The journey towards a cashless society has gained momentum, with Americans largely embracing cashless transactions. However, recent research from Stanford University sheds light on a surprising advantage of making cash payments.
According to the study by Szu-chi Huang, associate professor of marketing at Stanford Graduate School of Business, consumers opt for credit cards to reinforce memory retention, whereas cash payments serve as a tool to forget certain purchases.Â
The research, which analysed over 118,000 real-world transactions, points out that credit cards create a “paper/electronic trail” that enhances memory recall, making them suitable for significant or justified purchases. In contrast, when faced with purchases they’d rather overlook, consumers tend to lean towards cash transactions.
Moreover, cash payments prove useful in concealing purchases from partners, offering a level of anonymity that digital transactions lack, as per a report from Bankrate.com. The survey also highlights the common occurrence of financial secrecy among Americans, with one-third confessing to some form of financial infidelity, often involving excessive spending or hidden debts.
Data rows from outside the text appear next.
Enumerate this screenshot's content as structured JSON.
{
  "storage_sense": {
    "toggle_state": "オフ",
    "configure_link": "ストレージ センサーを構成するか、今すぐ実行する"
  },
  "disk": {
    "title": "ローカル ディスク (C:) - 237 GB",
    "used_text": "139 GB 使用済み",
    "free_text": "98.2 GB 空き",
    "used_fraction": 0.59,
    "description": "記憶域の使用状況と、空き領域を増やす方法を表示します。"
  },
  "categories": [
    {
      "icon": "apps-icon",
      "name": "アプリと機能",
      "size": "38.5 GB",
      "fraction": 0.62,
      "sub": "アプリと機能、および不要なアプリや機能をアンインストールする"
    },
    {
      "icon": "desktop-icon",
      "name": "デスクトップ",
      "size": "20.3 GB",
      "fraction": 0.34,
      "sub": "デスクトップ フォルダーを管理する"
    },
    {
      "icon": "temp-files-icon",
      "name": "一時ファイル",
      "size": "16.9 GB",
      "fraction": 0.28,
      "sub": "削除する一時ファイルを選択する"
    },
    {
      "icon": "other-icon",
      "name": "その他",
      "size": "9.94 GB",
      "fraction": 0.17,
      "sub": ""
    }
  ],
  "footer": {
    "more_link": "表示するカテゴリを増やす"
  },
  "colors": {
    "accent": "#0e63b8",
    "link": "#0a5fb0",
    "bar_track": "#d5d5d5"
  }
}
While cashless payments provide ease and convenience, embracing cash transactions can serve as a strategy to manage budgets. Experts suggest adopting the envelope method, dividing spending into categories represented by envelopes. Once an envelope’s funds are depleted, either spending in that category stops for the month or borrowing from another envelope is necessary.
The perspective given by the Standford study encourages consumers to consider the pros and cons of various payment methods, acknowledging the unique benefits that both digital and cash transactions offer in different contexts.